El bombalarının imha işlemlerinin 2007-2008-2009-2010 yıllarında o anda mevcut
mevzuat incelenerek farklılık gösterip göstermediği konusunda, "Belirtilen yıllarda el
bombalarının imha işlemlerinde uygulanan prosedürde bir farklılık bulunmamaktadır. "
Yapılan imha işlemlerinin gövde ve fünye birlikte iken mi yapıldığı yoksa fünye ve gövde
ayrılarak mı yapıldığı konusunda "Tahrip işlemlerinde; esas tahrip edilecek nesnenin
ateşleme mekanizmasını (el bombalarında tapa), uzaktan kesme, kırma, çıkarma işlemi
yapılamıyorsa mevcut yapısının kurcalanmadan, en kısa sürede yerinde (Literatürde
atılmış patlamamış mühimmatta çevre şartları elverdiği sürece yerinde tahrip-blow in
place önerilmektedir) veya uygun bir alana götürülüp tahrip edilmesidir.

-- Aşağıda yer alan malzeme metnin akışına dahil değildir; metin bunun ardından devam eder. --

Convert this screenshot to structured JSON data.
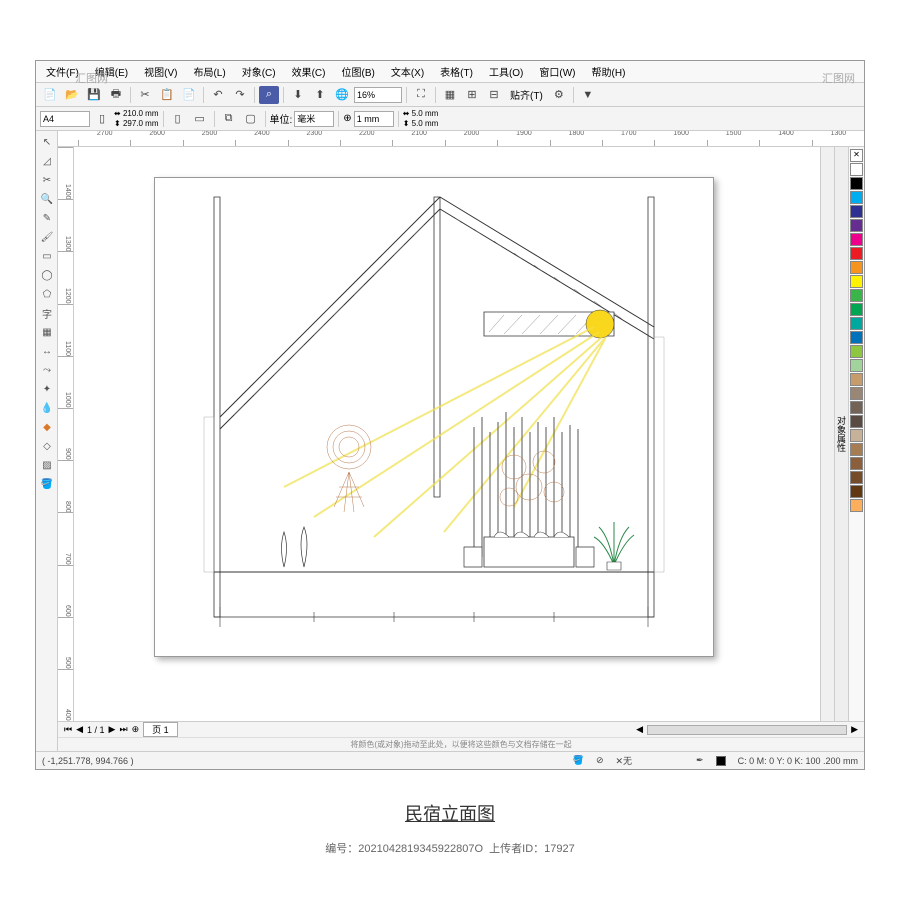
{
  "menu": {
    "items": [
      "文件(F)",
      "编辑(E)",
      "视图(V)",
      "布局(L)",
      "对象(C)",
      "效果(C)",
      "位图(B)",
      "文本(X)",
      "表格(T)",
      "工具(O)",
      "窗口(W)",
      "帮助(H)"
    ]
  },
  "toolbar1": {
    "zoom": "16%",
    "snap_label": "贴齐(T)"
  },
  "toolbar2": {
    "paper": "A4",
    "width": "210.0 mm",
    "height": "297.0 mm",
    "unit_label": "单位:",
    "unit_value": "毫米",
    "nudge": "1 mm",
    "dup_x": "5.0 mm",
    "dup_y": "5.0 mm"
  },
  "ruler_h": [
    "2700",
    "2600",
    "2500",
    "2400",
    "2300",
    "2200",
    "2100",
    "2000",
    "1900",
    "1800",
    "1700",
    "1600",
    "1500",
    "1400",
    "1300"
  ],
  "ruler_v": [
    "1400",
    "1300",
    "1200",
    "1100",
    "1000",
    "900",
    "800",
    "700",
    "600",
    "500",
    "400"
  ],
  "pagebar": {
    "nav": "1 / 1",
    "tab": "页 1"
  },
  "hint": "将颜色(或对象)拖动至此处，以便将这些颜色与文档存储在一起",
  "status": {
    "coords": "( -1,251.778, 994.766 )",
    "fill_label": "无",
    "cmyk": "C: 0 M: 0 Y: 0 K: 100  .200 mm"
  },
  "palette": [
    "#ffffff",
    "#000000",
    "#00aeef",
    "#2e3192",
    "#662d91",
    "#ec008c",
    "#ed1c24",
    "#f7941d",
    "#fff200",
    "#39b54a",
    "#00a651",
    "#00a99d",
    "#0072bc",
    "#8dc63f",
    "#a3d39c",
    "#c69c6d",
    "#998675",
    "#736357",
    "#594a42",
    "#c7b299",
    "#a67c52",
    "#8b5e3c",
    "#754c29",
    "#603913",
    "#fbaf5d"
  ],
  "caption": "民宿立面图",
  "meta": {
    "id_label": "编号：",
    "id": "2021042819345922807O",
    "uploader_label": "上传者ID：",
    "uploader": "17927"
  },
  "watermark": "汇图网",
  "drawing": {
    "sun_color": "#f9d71c",
    "ray_color": "#f0e04a",
    "deco_color": "#b8764a",
    "plant_color": "#2a8a4a"
  }
}
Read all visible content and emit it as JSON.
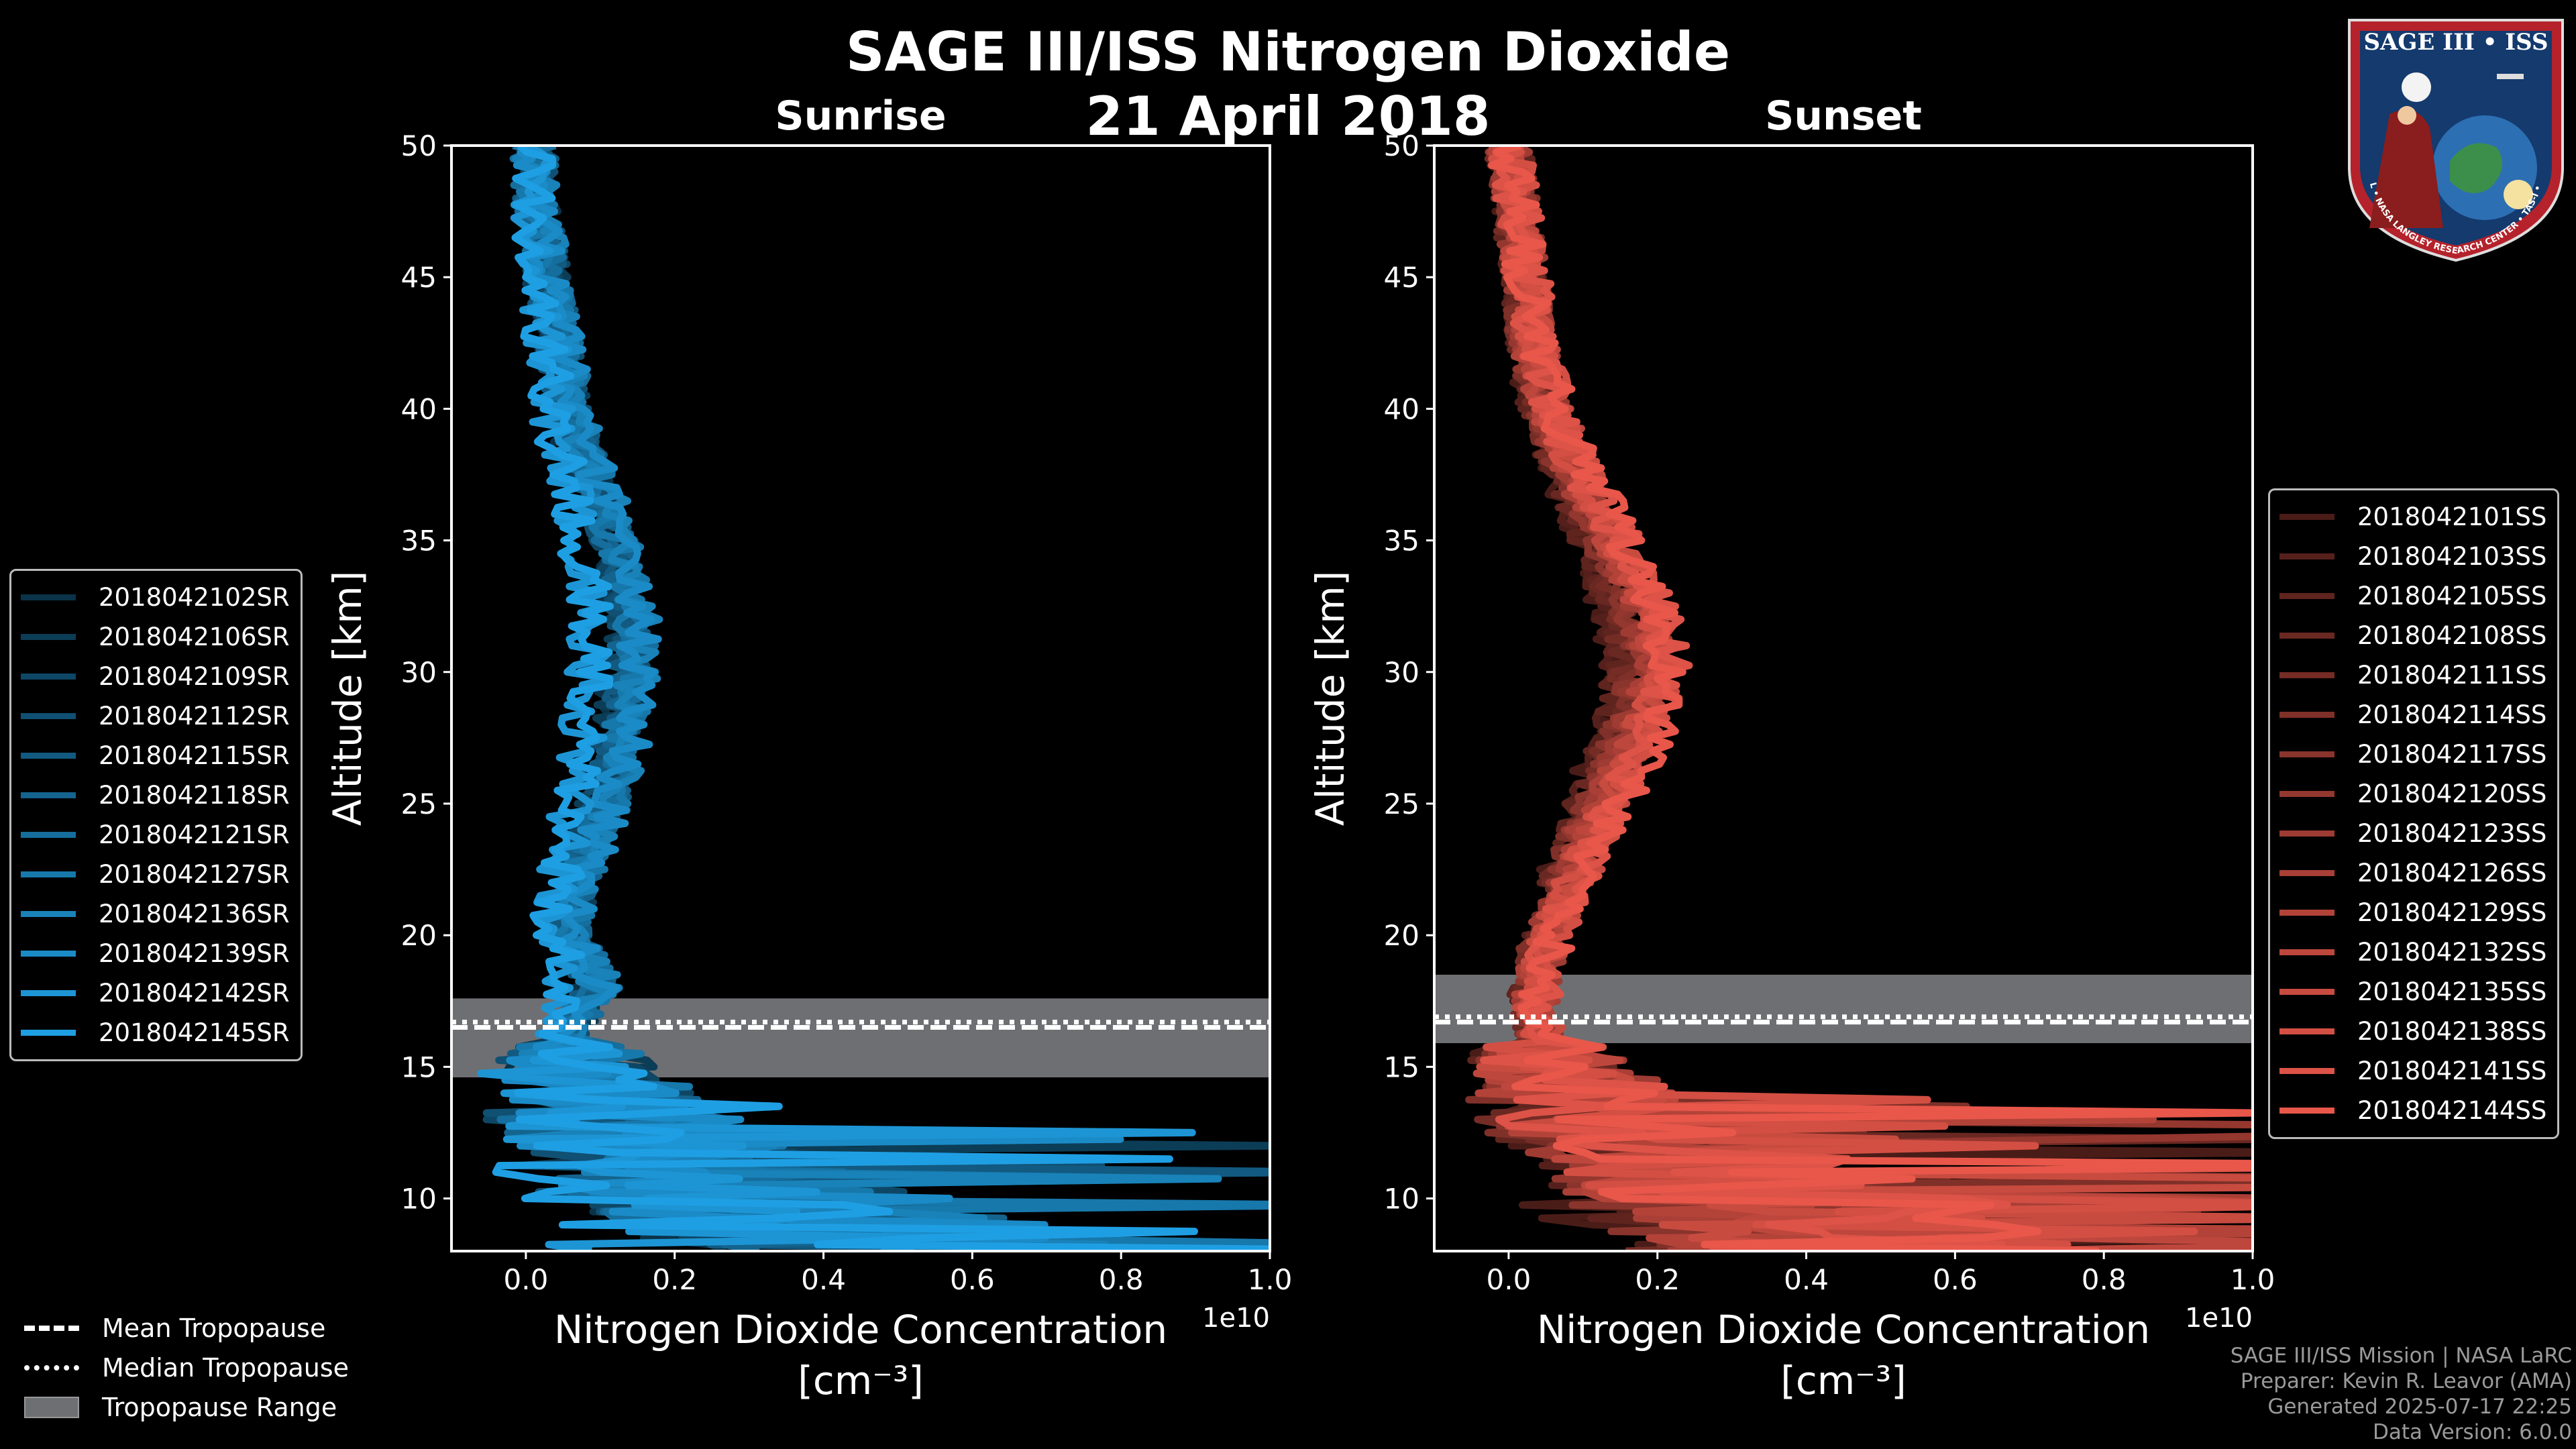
{
  "title": "SAGE III/ISS Nitrogen Dioxide",
  "date": "21 April 2018",
  "logo": {
    "text": "SAGE III • ISS",
    "ring_text": "BALL • NASA LANGLEY RESEARCH CENTER • TAS-I • ESA"
  },
  "credits": [
    "SAGE III/ISS Mission | NASA LaRC",
    "Preparer: Kevin R. Leavor (AMA)",
    "Generated 2025-07-17 22:25",
    "Data Version: 6.0.0"
  ],
  "tropopause_legend": [
    {
      "label": "Mean Tropopause",
      "style": "dashed"
    },
    {
      "label": "Median Tropopause",
      "style": "dotted"
    },
    {
      "label": "Tropopause Range",
      "style": "band"
    }
  ],
  "chart_data": [
    {
      "type": "line",
      "title": "Sunrise",
      "xlabel": "Nitrogen Dioxide Concentration",
      "xlabel_unit": "[cm⁻³]",
      "ylabel": "Altitude [km]",
      "x_offset_label": "1e10",
      "xlim": [
        -0.1,
        1.0
      ],
      "ylim": [
        8,
        50
      ],
      "xticks": [
        "0.0",
        "0.2",
        "0.4",
        "0.6",
        "0.8",
        "1.0"
      ],
      "yticks": [
        "10",
        "15",
        "20",
        "25",
        "30",
        "35",
        "40",
        "45",
        "50"
      ],
      "color": "#1f9fe3",
      "tropopause": {
        "mean": 16.5,
        "median": 16.7,
        "range": [
          14.6,
          17.6
        ]
      },
      "series": [
        {
          "name": "2018042102SR"
        },
        {
          "name": "2018042106SR"
        },
        {
          "name": "2018042109SR"
        },
        {
          "name": "2018042112SR"
        },
        {
          "name": "2018042115SR"
        },
        {
          "name": "2018042118SR"
        },
        {
          "name": "2018042121SR"
        },
        {
          "name": "2018042127SR"
        },
        {
          "name": "2018042136SR"
        },
        {
          "name": "2018042139SR"
        },
        {
          "name": "2018042142SR"
        },
        {
          "name": "2018042145SR"
        }
      ],
      "mean_profile": {
        "altitude": [
          8,
          9,
          10,
          11,
          12,
          13,
          14,
          15,
          16,
          17,
          18,
          19,
          20,
          22,
          24,
          26,
          28,
          30,
          32,
          34,
          36,
          38,
          40,
          42,
          44,
          46,
          48,
          50
        ],
        "value": [
          0.45,
          0.35,
          0.25,
          0.18,
          0.14,
          0.1,
          0.08,
          0.06,
          0.05,
          0.06,
          0.08,
          0.07,
          0.05,
          0.06,
          0.08,
          0.1,
          0.11,
          0.12,
          0.12,
          0.11,
          0.09,
          0.07,
          0.05,
          0.04,
          0.03,
          0.02,
          0.01,
          0.01
        ]
      }
    },
    {
      "type": "line",
      "title": "Sunset",
      "xlabel": "Nitrogen Dioxide Concentration",
      "xlabel_unit": "[cm⁻³]",
      "ylabel": "Altitude [km]",
      "x_offset_label": "1e10",
      "xlim": [
        -0.1,
        1.0
      ],
      "ylim": [
        8,
        50
      ],
      "xticks": [
        "0.0",
        "0.2",
        "0.4",
        "0.6",
        "0.8",
        "1.0"
      ],
      "yticks": [
        "10",
        "15",
        "20",
        "25",
        "30",
        "35",
        "40",
        "45",
        "50"
      ],
      "color": "#e8574a",
      "tropopause": {
        "mean": 16.7,
        "median": 16.9,
        "range": [
          15.9,
          18.5
        ]
      },
      "series": [
        {
          "name": "2018042101SS"
        },
        {
          "name": "2018042103SS"
        },
        {
          "name": "2018042105SS"
        },
        {
          "name": "2018042108SS"
        },
        {
          "name": "2018042111SS"
        },
        {
          "name": "2018042114SS"
        },
        {
          "name": "2018042117SS"
        },
        {
          "name": "2018042120SS"
        },
        {
          "name": "2018042123SS"
        },
        {
          "name": "2018042126SS"
        },
        {
          "name": "2018042129SS"
        },
        {
          "name": "2018042132SS"
        },
        {
          "name": "2018042135SS"
        },
        {
          "name": "2018042138SS"
        },
        {
          "name": "2018042141SS"
        },
        {
          "name": "2018042144SS"
        }
      ],
      "mean_profile": {
        "altitude": [
          8,
          9,
          10,
          11,
          12,
          13,
          14,
          15,
          16,
          17,
          18,
          19,
          20,
          22,
          24,
          26,
          28,
          30,
          32,
          34,
          36,
          38,
          40,
          42,
          44,
          46,
          48,
          50
        ],
        "value": [
          0.55,
          0.45,
          0.38,
          0.3,
          0.22,
          0.15,
          0.1,
          0.07,
          0.05,
          0.04,
          0.04,
          0.05,
          0.06,
          0.09,
          0.12,
          0.16,
          0.19,
          0.21,
          0.2,
          0.17,
          0.13,
          0.09,
          0.06,
          0.04,
          0.03,
          0.02,
          0.01,
          0.0
        ]
      }
    }
  ]
}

El bombalarında tapa gövdeye el sıkımı olarak (hand tight) vidalanarak tutturulmuş ayrı
bir aksam olduğundan, zorlamamak suretiyle çıkarılması mümkündür. Çıkarma esnasında
risk alınmaktadır. Ancak bu risk bir uzman tarafından alınabilecek bir risktir. Bir el
bombasının tüm aksamları göz önüne alındığında; en hassas aksamı tapasıdır ve tapanın
çıkarılması, literatürde "başlatıcı ile patlayıcı maddenin birbirinden ayrılması" olarak
anılan bir işlem olduğundan emniyeti artırır. Fünye ve gövde birbirinden ayrıldığında,
fünyenin ana imla hakkını patlatma riski azalır, kazaen veya çevresel şartlar nedeniyle
meydana gelebilecek bir patlamada fünyenin infilakı ana imla dolgusunu
ateşlemeyeceğinden etki sadece fünyenin patlamasıyla oluşacak etkidir. Her iki durum da
tehlikeli olmakla beraber kıyaslandığında sadece tapanın infilakı yeğlenecek bir
durumdur.
Tahrip (imha) faaliyeti, tahrip kalıbı kullanarak bir nesneyi tahrip etmek, yok etmek olarak
algılanmamalıdır. Tüm işlemler; Mevcut patlayıcı miktarı, Tahrip için kullanılacak ilave
patlayıcı miktarı, Muhtemel etki alanı, Tahliye edilmesi gereken alan, Sütre olarak
kullanılabilecek bir alanın olup olmaması, yoksa sütre hazırlanması veya en yakın sütreye
olan mesafeye göre infilak anının (safe seperation time) hesap edilmesi ve buna göre
tahrip mekanizmasının hazırlanması, Çevresel şartlar (nehir, dere yatağı, deprem bölgesi
olma durumu), Yol durumu (gerektiğinde trafiğin durdurulması), Hava durumu (yoğun
bulutlu havalarda infilak sonucu oluşan sesin havanın odak etkisi nedeniyle daha uzağa
ulaşacağı kabul edilmektedir), Yakında meskûn bir mahal, yayla, otlak, çoban ve hayvan
sürüleri gibi etkilenebilecek yer, insan veya hayvan bulunup bulunmaması (halkın korku ve
endişeye kapılmaması açısından bilgilendirilmesini gerektirir), Bölgenin üzerinde
havayolu faaliyetinin olup olmaması, İnfilak zamanı gibi birçok faktörün
değerlendirilmesini gerektiren ve prosedürleri olan, hesaba dayalı teknik bir işlemdir. Bu
anlamda, tüm etkileri hesaba katacak olan uzmanın değerlendirmesi esas olup uygun
409/2271
kamuya ait sivil veya askeri herhangi bir alanda tahrip işlemi yapüabilir. Nitekim
uygulamada, mühimmat veya patlayıcı maddenin naklinin riski artırdığı
değerlendirildiğinde, yasal izinler dâhilinde ve mülki ve adli makamları bilgilendirmek ve
onayları almak suretiyle en yakın uygun bir alanda, genellikle taş ocağı gibi yerlerde,
tedbir alındıktan ve gerekli bilgilendirmeler yapıldıktan sonra tahrip yapılabilmektedir. "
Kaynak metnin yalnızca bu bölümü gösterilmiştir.